Cette variété des muscles engendre une variété plus grande encore des attitudes, des désirs, des mentalités, des besoins. Telle condition de vie, essentielle pour l'un, est sans intérêt pour l'autre.
L'un trouve sa joie de vivre dans une fleur, un chat, un jeu de cartes ou de boules ; d'autres s'interrogent sur la société idéale ou l'existence de Dieu. Les uns sont inquiets de leur avenir, même garanti par la Sécurité sociale ; d'autres sont angoissés de ces angoisses qui vont de la psychose à l'art et à la philosophie. Les uns sont optimistes, bien portants, se trouvent bien partout où ils sont ; les autres sont pessimistes, ou malades, ou révoltés contre leurs proches ou la société. Les uns se satisfont d'une vie réglée, calme, ou méditative ; à d'autres, il faut la fantaisie, la frénésie...

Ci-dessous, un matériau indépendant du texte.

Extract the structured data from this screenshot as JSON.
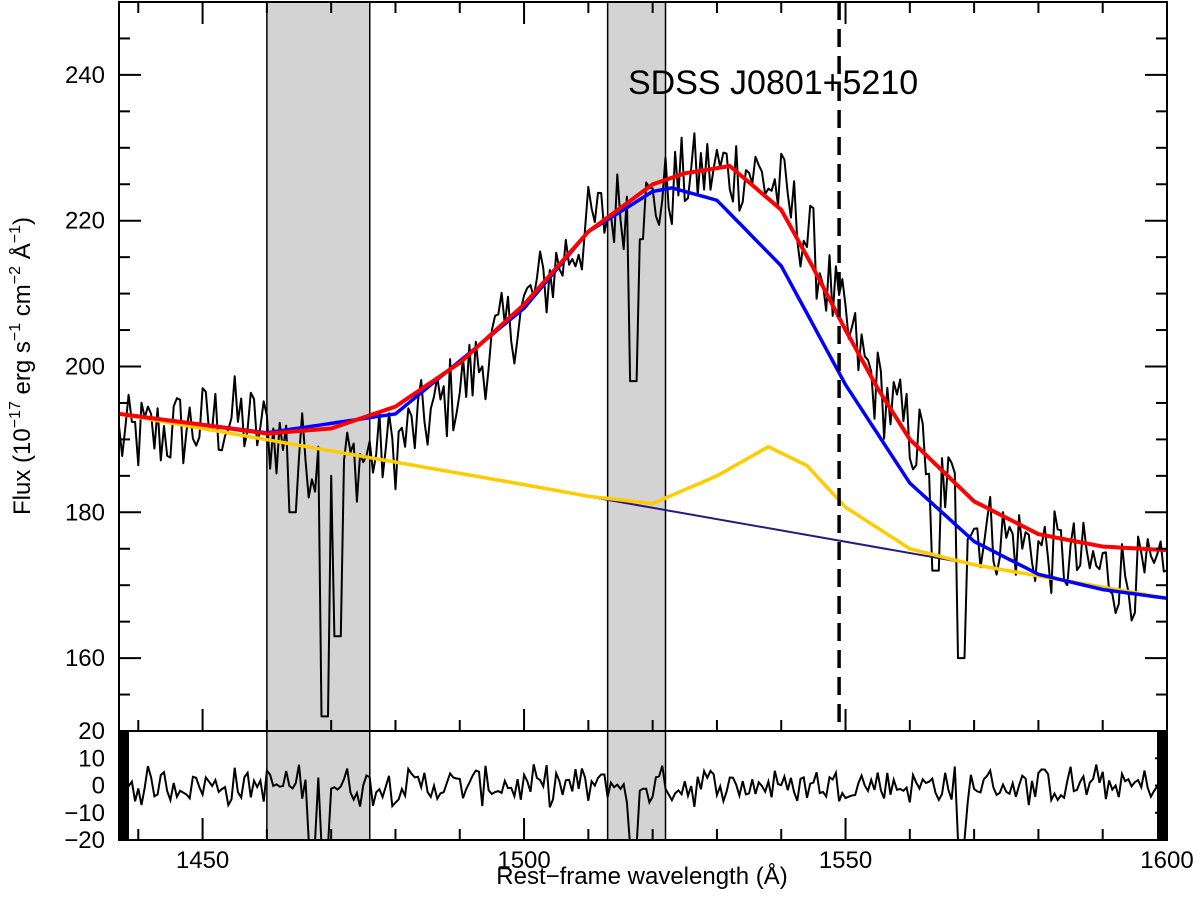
{
  "chart_data": [
    {
      "type": "line",
      "title": "SDSS J0801+5210",
      "xlabel": "Rest−frame wavelength (Å)",
      "ylabel": {
        "prefix": "Flux (10",
        "exp1": "−17",
        "mid1": " erg s",
        "exp2": "−1",
        "mid2": " cm",
        "exp3": "−2",
        "mid3": " Å",
        "exp4": "−1",
        "suffix": ")"
      },
      "xlim": [
        1437,
        1600
      ],
      "ylim": [
        150,
        250
      ],
      "xticks": [
        1450,
        1500,
        1550,
        1600
      ],
      "yticks": [
        160,
        180,
        200,
        220,
        240
      ],
      "masked_regions": [
        [
          1460,
          1476
        ],
        [
          1513,
          1522
        ]
      ],
      "reference_line": {
        "x": 1549,
        "style": "dashed"
      },
      "series": [
        {
          "name": "observed spectrum",
          "color": "#000000",
          "kind": "noisy",
          "anchors": {
            "x": [
              1437,
              1445,
              1455,
              1462,
              1470,
              1480,
              1490,
              1500,
              1510,
              1515,
              1520,
              1525,
              1530,
              1535,
              1540,
              1545,
              1550,
              1555,
              1560,
              1565,
              1570,
              1580,
              1590,
              1600
            ],
            "y": [
              190,
              191,
              193,
              190,
              186,
              189,
              197,
              208,
              219,
              222,
              222,
              226,
              227,
              227,
              224,
              216,
              205,
              197,
              191,
              185,
              178,
              175,
              172,
              170
            ]
          },
          "dips": [
            [
              1469,
              152
            ],
            [
              1471,
              163
            ],
            [
              1464,
              180
            ],
            [
              1517,
              198
            ],
            [
              1568,
              160
            ],
            [
              1564,
              172
            ]
          ]
        },
        {
          "name": "continuum",
          "color": "#2a1a7a",
          "x": [
            1437,
            1600
          ],
          "y": [
            193.5,
            168.2
          ]
        },
        {
          "name": "continuum + narrow component",
          "color": "#ffcc00",
          "x": [
            1437,
            1500,
            1510,
            1520,
            1530,
            1538,
            1544,
            1550,
            1560,
            1570,
            1600
          ],
          "y": [
            193.5,
            183.8,
            182.2,
            181.2,
            185.0,
            189.0,
            186.4,
            180.7,
            175.0,
            172.8,
            168.2
          ]
        },
        {
          "name": "broad component",
          "color": "#0000ff",
          "x": [
            1437,
            1460,
            1480,
            1500,
            1510,
            1520,
            1523,
            1530,
            1540,
            1550,
            1560,
            1570,
            1580,
            1590,
            1600
          ],
          "y": [
            193.5,
            190.9,
            193.5,
            208.0,
            218.5,
            224.0,
            224.5,
            222.8,
            213.8,
            197.5,
            184.0,
            176.0,
            171.5,
            169.4,
            168.2
          ]
        },
        {
          "name": "total model",
          "color": "#ff0000",
          "x": [
            1437,
            1450,
            1460,
            1470,
            1480,
            1490,
            1500,
            1510,
            1520,
            1525,
            1530,
            1532,
            1540,
            1545,
            1550,
            1555,
            1560,
            1570,
            1580,
            1590,
            1600
          ],
          "y": [
            193.5,
            192.0,
            190.8,
            191.5,
            194.5,
            200.5,
            208.5,
            218.5,
            225.0,
            226.5,
            227.2,
            227.5,
            221.5,
            213.5,
            205.0,
            197.0,
            190.0,
            181.5,
            177.0,
            175.3,
            174.8
          ]
        }
      ]
    },
    {
      "type": "line",
      "title": "residuals",
      "xlim": [
        1437,
        1600
      ],
      "ylim": [
        -20,
        20
      ],
      "yticks": [
        -20,
        -10,
        0,
        10,
        20
      ],
      "series": [
        {
          "name": "residuals",
          "color": "#000000",
          "kind": "noise",
          "amplitude": 6,
          "dips": [
            [
              1469,
              -22
            ],
            [
              1467,
              -20
            ],
            [
              1517,
              -22
            ],
            [
              1568,
              -20
            ]
          ]
        }
      ]
    }
  ]
}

Il est difficile, lorsque l'on décrit l'un de ces types d'hommes, et surtout lorsque l'on appartient à un type d'homme, de ne pas céder à la tentation naturelle de la pensée à généraliser ses caractères ; à penser que tous les hommes sont ainsi, ou du moins qu'ils sont ainsi dans leurs profondeurs ; ou encore qu’ils devraient être ainsi. Par exemple, bien des révoltés pensent que tout homme devrait être révolté, que c'est par erreur s'ils ne le sont pas ; la dichotomie courante entre bons et méchants vient de telles manières de pensée ; à la limite, on en viendra « naturellement » à penser qu'il faut tuer les méchants qui trompent le peuple, et apprendre la révolte à ceux qui ont été, qui sont trompés.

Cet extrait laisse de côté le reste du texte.